Los cuatro descendieron rápidamente a la lancha, se apartaron del casco de la fragata en la oscuridad y un viento helado empujó el bote a sotavento.

—Señor Hayden, usted póngase a la caña —ordenó Hawthorne, relevando al teniente en uno de los remos—. Al menos usted sabe adonde debemos dirigirnos.

Hayden se sentó en la bancada de popa y actuó de timonel mientras los otros tres bogaban. Los guió entre los imponentes y silenciosos barcos fondeados en la bahía, manteniéndose a cierta distancia de ellos para evitar las embarcaciones auxiliares que hacían las veces de centinela. Esa noche era mejor que nadie les diese el alto.

No tardaron en cruzar la bahía hasta el lugar donde fondeaba el mercante estadounidense. Hayden los llevó en silencio al costado.

—¿Señor Hayden? ¿Es usted, señor? —preguntó alguien desde la cubierta.

—El mismo, señor Tupper. ¿Puedo subirle el paquete?

—Si es usted tan amable…

Hayden se inclinó y asió la mano de Aldrich para ponerle una bolsa en la palma.

—¡No puedo aceptar esto! —protestó el marinero.

—Ya me lo devolverá. El señor Tupper le dará la dirección de mi madre, y ya habrá ocasión de que le devuelva el dinero a ella. —Hayden soltó la mano del hombre—. Sean cuales fueren sus proyectos, nunca vuelva a embarcar, señor Aldrich. Quédese en tierra, porque los ingleses lo buscarán siempre. ¿Me ha entendido?

—Sí. Gracias, señor. Quizá algún día pueda usted visitarme en Estados Unidos, donde tendré casa y familia propias.

—Créame que ése es mi más sincero deseo, señor Aldrich. Y ahora, arriba.

El marinero estrechó la mano a los demás, deshaciéndose en muestras de agradecimiento antes de subir por el costado del barco y desaparecer por la empavesada.
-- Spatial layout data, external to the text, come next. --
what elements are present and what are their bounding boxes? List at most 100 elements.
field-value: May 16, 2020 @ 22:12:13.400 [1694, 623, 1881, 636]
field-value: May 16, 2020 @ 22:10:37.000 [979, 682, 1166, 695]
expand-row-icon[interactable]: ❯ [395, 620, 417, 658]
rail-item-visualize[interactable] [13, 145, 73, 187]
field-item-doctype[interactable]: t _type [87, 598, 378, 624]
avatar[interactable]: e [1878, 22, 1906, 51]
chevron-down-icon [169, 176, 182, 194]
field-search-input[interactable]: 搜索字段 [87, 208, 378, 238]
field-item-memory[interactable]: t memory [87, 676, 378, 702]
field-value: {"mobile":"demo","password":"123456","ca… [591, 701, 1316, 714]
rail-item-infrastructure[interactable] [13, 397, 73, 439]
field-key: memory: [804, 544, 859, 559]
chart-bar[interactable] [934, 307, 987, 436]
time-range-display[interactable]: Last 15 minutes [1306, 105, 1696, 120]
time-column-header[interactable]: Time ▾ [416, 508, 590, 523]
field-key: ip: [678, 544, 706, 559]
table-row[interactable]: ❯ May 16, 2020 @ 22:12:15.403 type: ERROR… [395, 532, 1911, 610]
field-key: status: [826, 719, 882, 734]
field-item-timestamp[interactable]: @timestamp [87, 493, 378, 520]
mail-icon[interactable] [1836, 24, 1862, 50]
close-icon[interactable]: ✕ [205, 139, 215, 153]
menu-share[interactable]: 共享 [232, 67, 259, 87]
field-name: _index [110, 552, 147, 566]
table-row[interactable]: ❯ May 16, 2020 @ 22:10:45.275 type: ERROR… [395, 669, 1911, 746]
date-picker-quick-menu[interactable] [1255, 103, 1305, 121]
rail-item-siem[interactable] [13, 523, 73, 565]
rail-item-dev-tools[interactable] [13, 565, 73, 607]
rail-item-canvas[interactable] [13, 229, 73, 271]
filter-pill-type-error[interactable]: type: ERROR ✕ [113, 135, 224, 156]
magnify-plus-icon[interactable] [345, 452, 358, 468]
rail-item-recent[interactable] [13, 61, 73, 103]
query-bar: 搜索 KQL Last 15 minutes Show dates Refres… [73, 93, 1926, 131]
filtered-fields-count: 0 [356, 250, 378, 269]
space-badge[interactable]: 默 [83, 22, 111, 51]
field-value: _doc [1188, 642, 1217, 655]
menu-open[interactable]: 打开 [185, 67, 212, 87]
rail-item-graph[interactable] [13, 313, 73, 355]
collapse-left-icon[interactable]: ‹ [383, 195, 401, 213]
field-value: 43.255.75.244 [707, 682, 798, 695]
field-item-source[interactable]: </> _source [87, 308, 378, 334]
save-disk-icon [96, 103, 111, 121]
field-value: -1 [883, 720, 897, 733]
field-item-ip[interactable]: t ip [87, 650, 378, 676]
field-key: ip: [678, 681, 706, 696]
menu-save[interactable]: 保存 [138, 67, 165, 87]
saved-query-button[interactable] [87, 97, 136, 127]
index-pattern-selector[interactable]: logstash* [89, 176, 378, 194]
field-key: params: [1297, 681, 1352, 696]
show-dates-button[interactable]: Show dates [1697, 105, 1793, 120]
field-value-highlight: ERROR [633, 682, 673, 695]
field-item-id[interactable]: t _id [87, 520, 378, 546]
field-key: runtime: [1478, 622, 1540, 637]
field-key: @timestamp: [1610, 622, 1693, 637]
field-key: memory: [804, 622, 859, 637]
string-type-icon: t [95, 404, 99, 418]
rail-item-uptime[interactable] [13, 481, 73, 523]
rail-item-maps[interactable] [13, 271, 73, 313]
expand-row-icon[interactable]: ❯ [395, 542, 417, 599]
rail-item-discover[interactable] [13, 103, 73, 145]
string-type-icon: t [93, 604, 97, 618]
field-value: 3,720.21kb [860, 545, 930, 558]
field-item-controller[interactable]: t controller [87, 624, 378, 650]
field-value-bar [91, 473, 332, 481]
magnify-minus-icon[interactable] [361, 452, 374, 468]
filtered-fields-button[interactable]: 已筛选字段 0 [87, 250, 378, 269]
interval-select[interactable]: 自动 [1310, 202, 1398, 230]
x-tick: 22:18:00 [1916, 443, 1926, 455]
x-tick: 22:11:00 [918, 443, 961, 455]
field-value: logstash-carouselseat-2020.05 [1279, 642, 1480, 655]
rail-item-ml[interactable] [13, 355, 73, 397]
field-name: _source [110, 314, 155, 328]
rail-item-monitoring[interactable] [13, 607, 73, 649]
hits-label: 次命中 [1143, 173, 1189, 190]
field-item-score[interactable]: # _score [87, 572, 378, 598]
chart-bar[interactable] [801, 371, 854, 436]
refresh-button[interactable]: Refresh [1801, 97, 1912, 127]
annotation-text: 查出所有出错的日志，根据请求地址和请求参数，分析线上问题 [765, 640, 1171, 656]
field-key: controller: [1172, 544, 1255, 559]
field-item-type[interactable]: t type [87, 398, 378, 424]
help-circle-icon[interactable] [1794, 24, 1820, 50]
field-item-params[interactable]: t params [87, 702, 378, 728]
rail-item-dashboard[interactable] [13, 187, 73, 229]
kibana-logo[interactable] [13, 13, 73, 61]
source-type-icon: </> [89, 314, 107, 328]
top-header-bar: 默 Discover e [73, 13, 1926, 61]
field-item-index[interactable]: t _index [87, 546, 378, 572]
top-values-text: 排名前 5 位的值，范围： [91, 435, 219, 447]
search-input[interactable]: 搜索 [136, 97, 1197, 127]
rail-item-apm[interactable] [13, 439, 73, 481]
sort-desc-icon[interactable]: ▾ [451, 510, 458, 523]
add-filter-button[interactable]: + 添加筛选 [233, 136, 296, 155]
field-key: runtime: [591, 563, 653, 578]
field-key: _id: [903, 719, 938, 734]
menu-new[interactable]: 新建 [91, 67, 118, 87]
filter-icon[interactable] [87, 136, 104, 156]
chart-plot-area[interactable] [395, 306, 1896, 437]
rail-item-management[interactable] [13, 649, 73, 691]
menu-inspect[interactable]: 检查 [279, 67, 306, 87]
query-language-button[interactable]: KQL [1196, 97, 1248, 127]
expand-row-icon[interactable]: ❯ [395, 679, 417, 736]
—Buenas noches, señor Hayden —susurró Tupper desde arriba.

—Buenas noches, señor Tupper. Quedo en deuda con usted.

—En absoluto. Cualquier deuda que crea haber contraído conmigo queda anulada por los muchos favores que me han hecho los señores Adams. Buena suerte.

Remaron de vuelta a la Themis y la encontraron a la luz de la linterna, la única que había esa noche. El imponente estampido de un trueno se oyó en la bahía y reverberó en las colinas.

—Según parece, al Todopoderoso no le ha gustado nuestro reciente acto de rebeldía —susurró Hawthorne, que a esas alturas manejaba el remo con la destreza de un veterano.

—Pues yo lo considero una muestra de Su aprobación —señaló Wickham—. ¿Cómo iba a ser de otro modo? Salvar a un inocente de recibir cientos de azotes, lo que equivale a salvarle la vida… No nos condenamos por ello. Iremos derechos al cielo cuando nos llegue la hora; puede que ciegos, pero igualmente benditos.

—Al menos, ciegos a nuestros propios desmanes —intervino Hayden—. Ahí está el barco, por fin.